In the case of Ehlers–Danlos, abnormal skin findings with “webbing” of the neck can be seen. Associated eye findings variably include blue sclera and corneal ectasia. Paget disease can be a disfiguring disease with variable thickening and deformity of bones. When the disease is more generalized with skull involvement and hearing loss, angioid streaks are more commonly seen. Peau d’orange can be seen in the midperipheral fundus as in pseudoxanthoma elasticum and sickle cell disease.

What Findings Are Associated with Choroidal Rupture?

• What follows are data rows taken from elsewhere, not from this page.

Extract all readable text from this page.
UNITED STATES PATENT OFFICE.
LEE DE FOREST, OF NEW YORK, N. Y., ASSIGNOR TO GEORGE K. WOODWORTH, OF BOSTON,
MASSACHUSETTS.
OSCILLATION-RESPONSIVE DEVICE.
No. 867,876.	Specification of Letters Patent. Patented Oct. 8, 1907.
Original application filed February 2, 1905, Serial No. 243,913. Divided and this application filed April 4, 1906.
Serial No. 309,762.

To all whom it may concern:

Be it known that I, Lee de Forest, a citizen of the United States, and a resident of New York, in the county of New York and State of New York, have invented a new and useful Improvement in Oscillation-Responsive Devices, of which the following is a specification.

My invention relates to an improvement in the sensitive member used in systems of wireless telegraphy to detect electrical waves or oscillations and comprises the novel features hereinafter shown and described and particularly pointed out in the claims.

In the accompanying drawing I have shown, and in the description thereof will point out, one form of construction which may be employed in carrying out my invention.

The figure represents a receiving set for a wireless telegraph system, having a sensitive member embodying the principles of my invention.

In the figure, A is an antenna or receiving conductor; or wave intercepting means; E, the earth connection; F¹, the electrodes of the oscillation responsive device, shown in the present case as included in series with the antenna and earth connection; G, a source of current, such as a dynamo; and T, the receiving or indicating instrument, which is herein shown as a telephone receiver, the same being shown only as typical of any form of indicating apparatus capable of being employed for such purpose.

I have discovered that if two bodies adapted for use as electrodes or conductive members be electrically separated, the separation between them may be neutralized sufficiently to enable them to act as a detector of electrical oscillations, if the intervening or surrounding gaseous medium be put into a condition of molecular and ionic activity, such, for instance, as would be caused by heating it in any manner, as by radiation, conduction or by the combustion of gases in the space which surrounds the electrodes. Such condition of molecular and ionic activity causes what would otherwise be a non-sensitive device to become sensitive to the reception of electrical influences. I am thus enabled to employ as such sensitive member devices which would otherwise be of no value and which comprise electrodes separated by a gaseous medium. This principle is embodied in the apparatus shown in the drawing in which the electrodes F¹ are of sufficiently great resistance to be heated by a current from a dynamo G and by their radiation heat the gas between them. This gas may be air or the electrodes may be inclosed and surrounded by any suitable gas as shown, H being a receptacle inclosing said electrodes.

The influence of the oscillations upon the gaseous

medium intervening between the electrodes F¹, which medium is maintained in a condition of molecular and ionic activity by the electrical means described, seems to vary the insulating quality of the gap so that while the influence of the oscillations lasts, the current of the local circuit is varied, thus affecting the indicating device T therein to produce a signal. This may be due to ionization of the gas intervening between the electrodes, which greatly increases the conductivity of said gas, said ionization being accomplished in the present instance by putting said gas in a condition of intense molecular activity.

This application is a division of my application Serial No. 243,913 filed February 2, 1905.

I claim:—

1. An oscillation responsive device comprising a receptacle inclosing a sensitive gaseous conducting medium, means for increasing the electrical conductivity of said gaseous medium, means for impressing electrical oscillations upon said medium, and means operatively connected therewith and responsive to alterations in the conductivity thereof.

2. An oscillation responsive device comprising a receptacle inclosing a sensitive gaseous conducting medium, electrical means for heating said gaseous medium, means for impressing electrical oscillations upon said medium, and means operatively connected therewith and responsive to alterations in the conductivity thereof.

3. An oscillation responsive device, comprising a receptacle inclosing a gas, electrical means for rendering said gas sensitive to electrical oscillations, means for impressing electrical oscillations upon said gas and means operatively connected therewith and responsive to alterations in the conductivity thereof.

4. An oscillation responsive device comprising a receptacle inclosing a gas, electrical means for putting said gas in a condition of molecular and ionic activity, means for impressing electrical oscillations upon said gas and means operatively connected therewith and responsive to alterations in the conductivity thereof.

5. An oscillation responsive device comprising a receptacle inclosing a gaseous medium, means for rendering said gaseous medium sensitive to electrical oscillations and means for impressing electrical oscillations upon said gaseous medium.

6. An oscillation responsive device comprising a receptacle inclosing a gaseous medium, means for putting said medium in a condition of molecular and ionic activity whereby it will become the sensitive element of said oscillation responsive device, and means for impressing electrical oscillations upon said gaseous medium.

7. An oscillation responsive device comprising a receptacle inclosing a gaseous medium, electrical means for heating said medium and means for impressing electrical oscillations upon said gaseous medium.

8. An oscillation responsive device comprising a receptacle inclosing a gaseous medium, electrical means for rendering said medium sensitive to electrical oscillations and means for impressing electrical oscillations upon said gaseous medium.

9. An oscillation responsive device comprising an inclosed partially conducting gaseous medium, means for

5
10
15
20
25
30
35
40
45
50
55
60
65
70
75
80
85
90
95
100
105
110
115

Traumatic disruption of the choroids, Bruch membrane, and RPE can result in curvilinear yellow streaks in the posterior pole. These streaks have tapered, pointed ends and are usually concentric to the optic nerve. Although in most cases a recent history of significant ocular trauma is obvious, in some cases, such as in the presence of angioid streaks, relatively minor trauma can result in choroidal rupture.80 In most cases, acute hemorrhagic detachment of the retina obscures a portion of the choroidal and RPE rupture. Retinal changes with Berlin edema may occur initially as a result of trauma and then resolve with time. Fluorescein angiography can evaluate the extent of choroidal and RPE defects obscured by thin hemorrhage. With fluorescein angiography, larger choroidal vessels sometimes can be seen crossing the defect. Spontaneous resolution of the detachment can occur, leaving the appearance of the streaks and various RPE changes. Decreased vision can result despite resolution of the hemorrhage with hemoglobin-induced neuronal degeneration. Traumatic optic neuropathy can result in additional vision loss following trauma, with visual field defects greater than the area of hemorrhagic retina detachment. Choroidal neovascularization can develop through the defect in the RPE, resulting in the delayed reappearance of retinal exudative detachment. Treatment of CNV resulting from choroidal rupture can include focal laser photocoagulation if the fovea remains untreated. Displacement of subretinal hemorrhage with vitrectomy and pneumatic retinopexy with a meticulous (filtered room air) air–fluid exchange and face-down positioning can allow visualization for laser and can limit irreversible damage to retinal neurons resulting from hemoglobin.